What should the implementation be? Well, one option would be to simply assign luminance values to the colors arbitrarily, but if we did that, the results might be confusing: ideally we would like there to be a correspondance to how the colors are percieved by human eyes, so what we will do instead is first match RGB colors to our named colors, and then use a standard conversion that approximates luminance in perception.
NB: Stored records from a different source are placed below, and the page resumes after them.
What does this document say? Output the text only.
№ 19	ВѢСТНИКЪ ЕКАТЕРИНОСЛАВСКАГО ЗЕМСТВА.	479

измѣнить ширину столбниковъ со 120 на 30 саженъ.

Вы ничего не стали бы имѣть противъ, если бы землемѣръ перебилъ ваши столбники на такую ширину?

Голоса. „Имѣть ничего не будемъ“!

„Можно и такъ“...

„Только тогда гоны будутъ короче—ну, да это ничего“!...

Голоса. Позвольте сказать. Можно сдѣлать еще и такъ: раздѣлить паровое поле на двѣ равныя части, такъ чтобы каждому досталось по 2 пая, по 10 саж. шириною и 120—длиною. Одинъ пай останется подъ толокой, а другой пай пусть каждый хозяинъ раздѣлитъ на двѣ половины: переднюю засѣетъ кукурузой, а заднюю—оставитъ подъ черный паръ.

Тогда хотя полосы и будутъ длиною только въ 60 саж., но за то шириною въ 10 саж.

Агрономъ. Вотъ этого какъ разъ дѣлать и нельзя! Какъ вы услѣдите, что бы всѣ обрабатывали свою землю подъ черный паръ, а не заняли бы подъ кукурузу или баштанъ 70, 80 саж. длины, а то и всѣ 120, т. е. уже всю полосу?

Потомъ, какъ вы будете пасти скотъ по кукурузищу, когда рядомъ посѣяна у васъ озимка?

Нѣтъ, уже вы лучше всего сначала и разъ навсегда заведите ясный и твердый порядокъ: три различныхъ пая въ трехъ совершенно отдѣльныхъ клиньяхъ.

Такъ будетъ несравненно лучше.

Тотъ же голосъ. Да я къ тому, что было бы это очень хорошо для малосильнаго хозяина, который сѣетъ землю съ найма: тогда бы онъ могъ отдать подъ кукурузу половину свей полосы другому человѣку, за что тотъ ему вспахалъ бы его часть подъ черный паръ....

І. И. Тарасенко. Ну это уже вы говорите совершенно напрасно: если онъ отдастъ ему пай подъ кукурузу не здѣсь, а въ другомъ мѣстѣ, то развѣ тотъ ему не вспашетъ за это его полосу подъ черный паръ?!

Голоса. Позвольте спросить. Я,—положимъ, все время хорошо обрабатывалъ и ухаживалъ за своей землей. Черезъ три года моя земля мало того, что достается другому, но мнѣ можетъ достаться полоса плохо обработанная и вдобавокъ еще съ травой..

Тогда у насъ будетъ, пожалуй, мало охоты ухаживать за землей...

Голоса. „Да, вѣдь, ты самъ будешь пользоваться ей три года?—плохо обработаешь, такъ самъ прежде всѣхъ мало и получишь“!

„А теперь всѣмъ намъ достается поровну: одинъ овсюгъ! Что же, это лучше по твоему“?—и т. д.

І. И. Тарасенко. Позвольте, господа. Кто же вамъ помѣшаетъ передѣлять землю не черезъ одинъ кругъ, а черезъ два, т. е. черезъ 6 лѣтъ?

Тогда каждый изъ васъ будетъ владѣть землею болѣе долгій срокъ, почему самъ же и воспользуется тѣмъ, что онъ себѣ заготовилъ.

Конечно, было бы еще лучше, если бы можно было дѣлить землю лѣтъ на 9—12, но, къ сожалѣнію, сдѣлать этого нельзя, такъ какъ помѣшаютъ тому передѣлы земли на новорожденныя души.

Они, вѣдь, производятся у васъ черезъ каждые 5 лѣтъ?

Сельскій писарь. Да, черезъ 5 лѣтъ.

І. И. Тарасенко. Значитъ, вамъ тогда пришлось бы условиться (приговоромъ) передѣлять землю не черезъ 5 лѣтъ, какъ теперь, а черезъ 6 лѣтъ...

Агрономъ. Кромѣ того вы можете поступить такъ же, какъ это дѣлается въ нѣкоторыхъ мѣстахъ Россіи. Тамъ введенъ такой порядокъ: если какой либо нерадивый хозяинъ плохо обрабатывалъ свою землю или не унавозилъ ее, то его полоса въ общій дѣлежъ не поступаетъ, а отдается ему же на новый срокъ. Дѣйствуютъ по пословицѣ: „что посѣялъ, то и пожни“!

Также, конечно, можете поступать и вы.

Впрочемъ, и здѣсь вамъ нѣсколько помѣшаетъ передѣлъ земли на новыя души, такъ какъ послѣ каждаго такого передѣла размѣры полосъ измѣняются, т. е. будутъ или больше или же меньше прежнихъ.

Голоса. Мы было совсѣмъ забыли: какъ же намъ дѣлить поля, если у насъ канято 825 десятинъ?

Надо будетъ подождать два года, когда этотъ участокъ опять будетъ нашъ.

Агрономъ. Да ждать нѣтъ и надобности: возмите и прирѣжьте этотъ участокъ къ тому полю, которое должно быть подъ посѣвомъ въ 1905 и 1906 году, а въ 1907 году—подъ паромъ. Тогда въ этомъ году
The intended goal is that if we printed out the color and printed out our converted b&w value, to someone who did not percieve color at all, they should look similar.
(define-struct rgb [R G B]) ; An RGB is a (make-rgb Number[0,255] Number[0,255] Number[0,255]) ; Interpretation: color using standard red, green, blue color values (define (color->rgb c) (cond [(string=? c RED) (make-rgb 255 0 0)] [(string=? c BLUE) (make-rgb 0 0 255)] [(string=? c GREEN) (make-rgb 0 255 0)] [(string=? c YELLOW) (make-rgb 255 255 0)] [(string=? c PURPLE) (make-rgb 255 0 255)])) (define (color->b&w c) (let ([rgb (color->rgb c)]) (+ (* 0.299 (rgb-R rgb)) (* 0.587 (rgb-G rgb)) (* 0.114 (rgb-B rgb)))))
Exercise: add another color, see if it fails the spec!